Oggi la confraternita per assecondare
l’antico lascito della famiglia de Leopardi annovera fra le sue file il
numero più consistente di confrati rispetto a tutte le altre, motivo
fondamentale è il ricambio dei portatori che si debbono avvicendare
nell’andare e venire trasportato il fercolo dalla basilica alla Cattedrale
e viceversa, da qui la denominazione accorciata di “Porto e Riporto di
Maria SS.Immacolata, e fin d’allora s’insediò nella Cappella di S.Ludovico,
opera trecentesca sorta nelle adiacenze della basilica e fondata
verosimilmente dalla potente famiglia Sclafani come si evince dallo stemma
inciso ai lati di un’edicoletta lobata della sua absidiola.

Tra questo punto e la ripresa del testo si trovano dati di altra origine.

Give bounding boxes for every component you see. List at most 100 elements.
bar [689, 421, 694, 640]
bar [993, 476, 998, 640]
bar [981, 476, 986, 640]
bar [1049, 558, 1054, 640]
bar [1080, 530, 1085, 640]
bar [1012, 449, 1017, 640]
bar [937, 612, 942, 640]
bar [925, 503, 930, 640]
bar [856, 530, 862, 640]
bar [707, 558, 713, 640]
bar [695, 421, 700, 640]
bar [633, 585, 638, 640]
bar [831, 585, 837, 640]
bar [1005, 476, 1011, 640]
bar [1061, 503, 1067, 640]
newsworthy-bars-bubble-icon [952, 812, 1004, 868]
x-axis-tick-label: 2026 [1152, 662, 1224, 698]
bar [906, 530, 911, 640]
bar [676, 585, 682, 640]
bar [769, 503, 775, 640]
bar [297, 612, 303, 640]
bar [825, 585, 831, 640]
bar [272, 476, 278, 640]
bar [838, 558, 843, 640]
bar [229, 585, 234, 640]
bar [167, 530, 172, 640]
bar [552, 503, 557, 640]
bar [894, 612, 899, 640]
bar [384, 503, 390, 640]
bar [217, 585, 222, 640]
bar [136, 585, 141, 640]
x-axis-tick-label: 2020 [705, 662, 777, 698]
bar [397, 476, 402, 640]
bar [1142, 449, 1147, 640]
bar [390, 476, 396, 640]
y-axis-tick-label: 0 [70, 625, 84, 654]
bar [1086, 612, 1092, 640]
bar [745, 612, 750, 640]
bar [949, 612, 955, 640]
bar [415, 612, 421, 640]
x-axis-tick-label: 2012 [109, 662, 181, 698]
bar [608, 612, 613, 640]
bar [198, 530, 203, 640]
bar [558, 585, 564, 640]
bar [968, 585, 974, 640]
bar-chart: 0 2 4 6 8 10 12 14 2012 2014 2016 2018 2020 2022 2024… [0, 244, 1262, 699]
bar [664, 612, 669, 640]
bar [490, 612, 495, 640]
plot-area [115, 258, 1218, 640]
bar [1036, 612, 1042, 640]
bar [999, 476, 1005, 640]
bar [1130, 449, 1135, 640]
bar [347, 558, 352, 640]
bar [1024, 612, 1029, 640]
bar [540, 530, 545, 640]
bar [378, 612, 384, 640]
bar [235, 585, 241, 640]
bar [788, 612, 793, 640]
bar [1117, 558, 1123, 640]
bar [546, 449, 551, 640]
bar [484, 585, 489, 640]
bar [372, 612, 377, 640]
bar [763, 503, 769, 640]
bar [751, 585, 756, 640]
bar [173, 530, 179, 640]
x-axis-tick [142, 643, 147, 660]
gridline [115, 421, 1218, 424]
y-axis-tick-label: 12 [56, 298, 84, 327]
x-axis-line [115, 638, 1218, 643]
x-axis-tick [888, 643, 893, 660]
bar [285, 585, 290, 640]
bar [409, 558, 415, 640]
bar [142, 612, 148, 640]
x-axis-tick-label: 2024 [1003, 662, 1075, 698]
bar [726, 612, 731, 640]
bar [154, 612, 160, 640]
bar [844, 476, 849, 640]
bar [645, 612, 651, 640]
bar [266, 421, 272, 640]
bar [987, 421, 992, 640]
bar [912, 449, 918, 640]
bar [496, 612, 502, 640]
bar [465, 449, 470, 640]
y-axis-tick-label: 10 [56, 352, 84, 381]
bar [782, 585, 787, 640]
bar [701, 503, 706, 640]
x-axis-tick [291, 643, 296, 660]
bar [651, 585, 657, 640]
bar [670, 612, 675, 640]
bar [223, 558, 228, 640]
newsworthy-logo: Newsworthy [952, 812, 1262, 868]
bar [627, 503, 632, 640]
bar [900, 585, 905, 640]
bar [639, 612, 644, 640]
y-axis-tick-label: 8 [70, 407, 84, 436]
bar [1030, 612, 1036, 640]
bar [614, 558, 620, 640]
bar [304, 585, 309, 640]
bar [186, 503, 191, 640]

Nei susseguenti otto giorni la statua
ritorna dentro la cappella dove è custodita, dopo avergli fatto
eseguire i tradizionali tre giri di navata, che in precedenza avevano
eseguito i confrati per uscirla, anche in quest’occasione i confrati
seguono un rituale, la mattina della domenica si celebra “l’offerta della
cera” e la recita della supplica all’Immacolata da parte del Superiore
dopo l’omelia, nel pomeriggio dopo il “trionfo fervorino (u’triunfu)" cioè
la compieta e la benedizione del SS. Sacramento si rientra in basilica per
rinsaldare il fercolo, e concludere con la lenta chiusura del grande telo
azzurro che serrerà la cappella.
L’anima dei festeggiamenti che ogni anno,
in dicembre, si svolgono in onore della Vergine Immacolata sono i confrati
che dai secoli scorsi della Palermo barocca s’impegnano per devozione a
organizzarli per lei Regina della Pace.
Dai
“Capitoli” della congregazione che recitano impegni associativi e
osservanti che i confrati debbono rispettare, datati 1718, che si
presentano con un dipinto dell’Immacolata posto nello spazio di copertina
al manoscritto, sappiamo che i confrati nelle processioni solenni
dell’Immacolata avanzano “scalzi (lo stare a piedi nudi simboleggia la
rinuncia all’autodeterminazione) e vestendo l’abitino, che sia di questa
forma: cioè come volere di Religione di targhetta turchina, con l’orlo di
gallone bianco, sia di lunghezza con poco sotto i fianchi”.
Il penetrante culto mariano è riflesso dal
colore turchese dell’abitino, nelle raffigurazioni mariane domina
l’azzurro, colore del cielo e dell’aurora, mentre il cordone bianco che
cinge la vita, richiama il terzo culto presente, ai santi, in particolare
riferimento all’umiltà francescana.
In mezzo al petto il medaglione con l’effige dell’Immacolata, centro della
fede dove si trova il cuore.
Dopo anni nel 1726 si ufficializzò la data
di fondazione e furono approvati i capitoli dall’autorità ecclesiastica
che successivamente riformava nell’anno 1757.
Allora, e senza scioglimento di continuità,
i componenti della congrega, che tramandano per la maggior parte tale
devozione da padre in figlio, hanno sempre assolto il loro dovere per cui
si riunirono in confraternita, rimanendo integri nella fede e nei principi
fondamentali dettati dai “Capitoli”, ereditando un vivo amore ed una
particolare devozione per la Madre di Dio.